In an instant, I am weightless, wondering when I will hit the ground, wondering if I will hit the ground. The world flashes by in a blur of white.
Then I do fall, and the breath is knocked from my lungs. For a moment the pain overwhelms me, bringing with it a childish urge to cry that hasn’t yet been tamped down by time and age. But he starts laughing, a breathless giggle that puffs out between gasps for air.
I start laughing too.
In my mind’s eye, in that little corner of my imagination, I reach out for his hand and he reaches back.
I lose sight of him.
We’d stumbled upon the remains of a camp, days fresh and maybe still in use, and I had lingered for mere seconds, wondering at the possibility of not being alone in the caves. In that time he had slipped away, taking with him all evidence of himself.
I had become too used to the light. Now, without the reflections of the water and without his headlamp, the darkness seems all the more oppressive. It’s at this time that the apprehension returns, the sheer weight of the stone around me making itself known.
The panic rises thick and fast in my throat but there is nothing to do but go forwards.
There is nowhere to go but deeper into the cave.
For a while we just lie there, barely even halfway down the hill, submerged in snow.

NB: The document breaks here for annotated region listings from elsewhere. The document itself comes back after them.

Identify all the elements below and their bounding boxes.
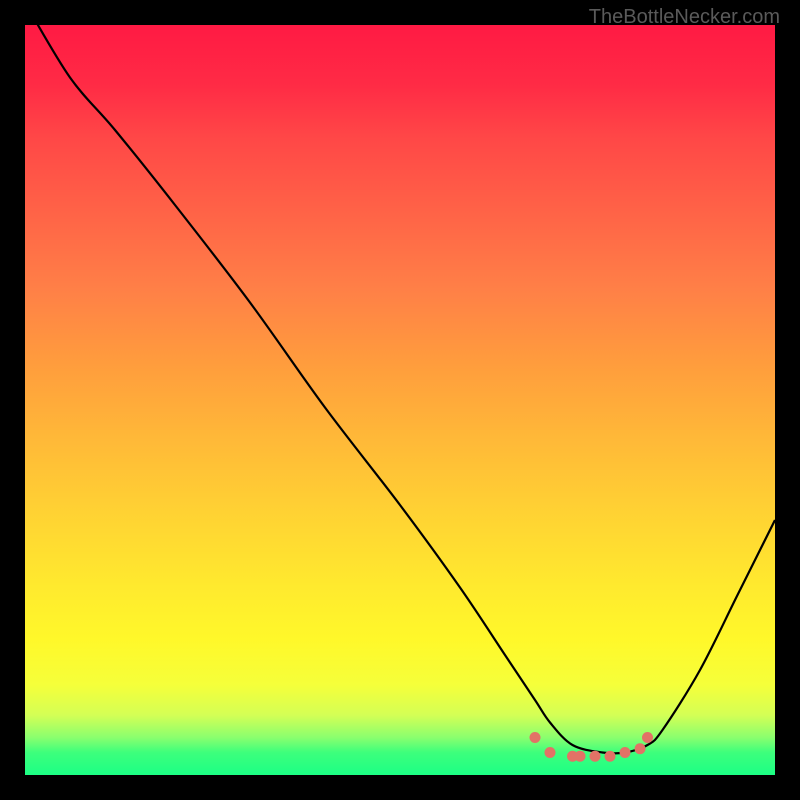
watermark-text: TheBottleNecker.com	[589, 6, 780, 29]
marker-dot	[635, 743, 646, 754]
marker-dot	[530, 732, 541, 743]
marker-dot	[590, 751, 601, 762]
marker-dot	[545, 747, 556, 758]
sweet-spot-dots	[530, 732, 654, 762]
marker-dot	[642, 732, 653, 743]
curve-svg	[25, 25, 775, 775]
marker-dot	[575, 751, 586, 762]
chart-container: TheBottleNecker.com	[0, 0, 800, 800]
marker-dot	[605, 751, 616, 762]
bottleneck-curve	[25, 25, 775, 753]
plot-area	[25, 25, 775, 775]
marker-dot	[620, 747, 631, 758]
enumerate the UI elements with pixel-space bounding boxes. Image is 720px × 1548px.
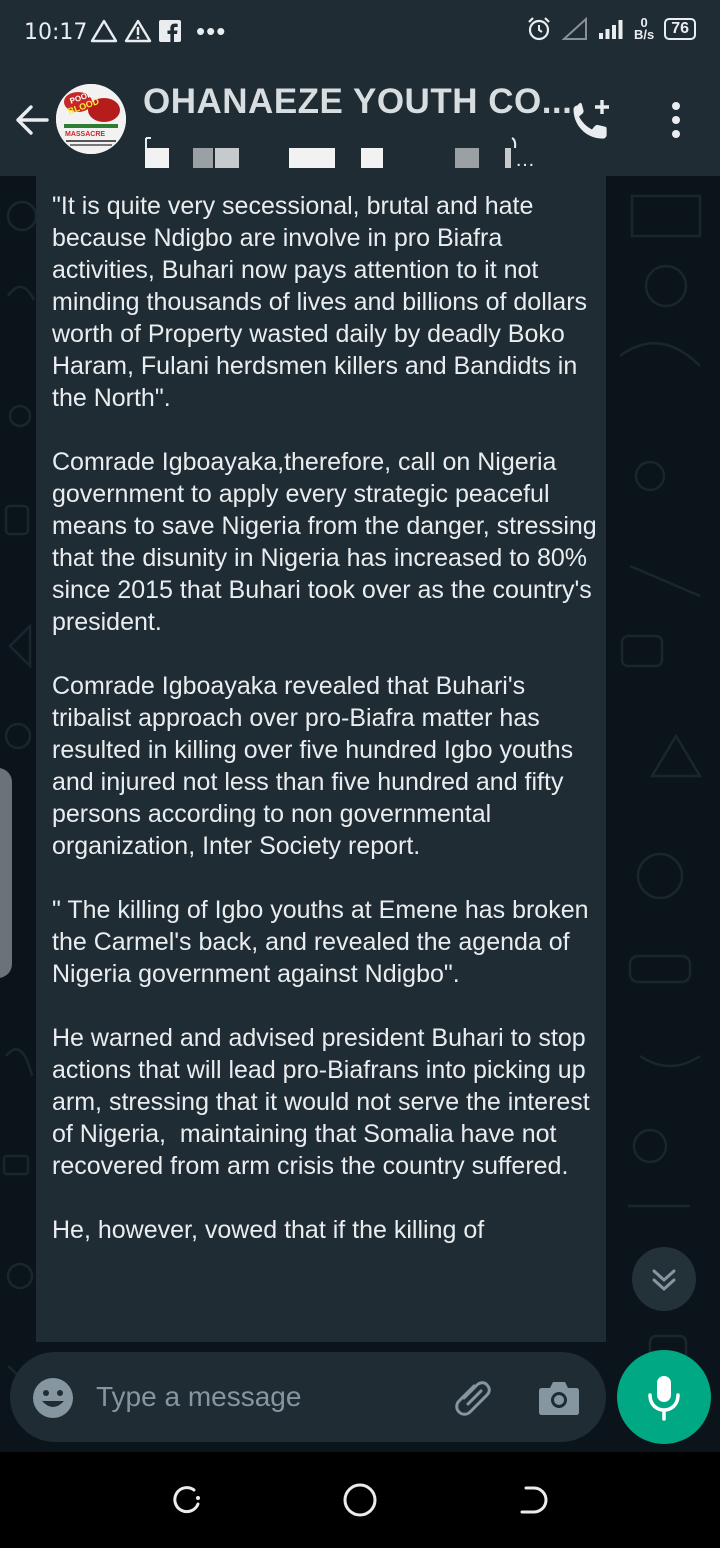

I can still feel the effect of gravity on me. I can still feel his arms around me. Only one of those things is real, but in the moment, nothing matters less.
The path winds. It seems to go on forever.
The stones here are sharper than they were before. The damp groundwater had created endless teeth of stalagmites and stalactites, and my coat keeps getting caught on them. This cave must mean to keep me. Can it sense my guilt? Can it smell my terror?
My breath comes harshly and my boots are slipping on the smooth rock. And yet there is still no sign of him anywhere. There is no sign of him. I am moving too slowly. I have to catch up. I don’t see the drop when it comes.
He stands and brushes the snow from his coat. His cheeks are red from the cold and his smile is as soft as goosedown.
I scramble up behind him, dragging the toboggan with me, eyes locked on him.
The strangest feeling overcomes me. The thought that as long as I was with him, I didn’t have anything to worry about. I could do anything.
He’s dead. Isn’t he?
He’s been dead and I’ve been here so many times, leaving footprints, chasing lights.
Here’s the drop he fell from when his rope failed, here’s the mound of stones he rots under. The police have been looking for him for weeks but how can I tell them about this? I didn’t look out for him and now he’s dead. I couldn’t help him and now he’s dead.
Besides, as long as I’m the only one who knows, and as long as I shut up about it then surely he’s as good as alive. I get to keep chasing him through the tunnels, I get to linger in the pools of reflected light. I get to be fearless.
In front of me, beyond the sad and tiny mound, the harsh glow of his headlamp appears behind a bend in the rock.
Gravity, snow, his arms around me. The winter seems to go on forever.
“See you tomorrow,” he says.
Tomorrow, and the day after that, and the day after that.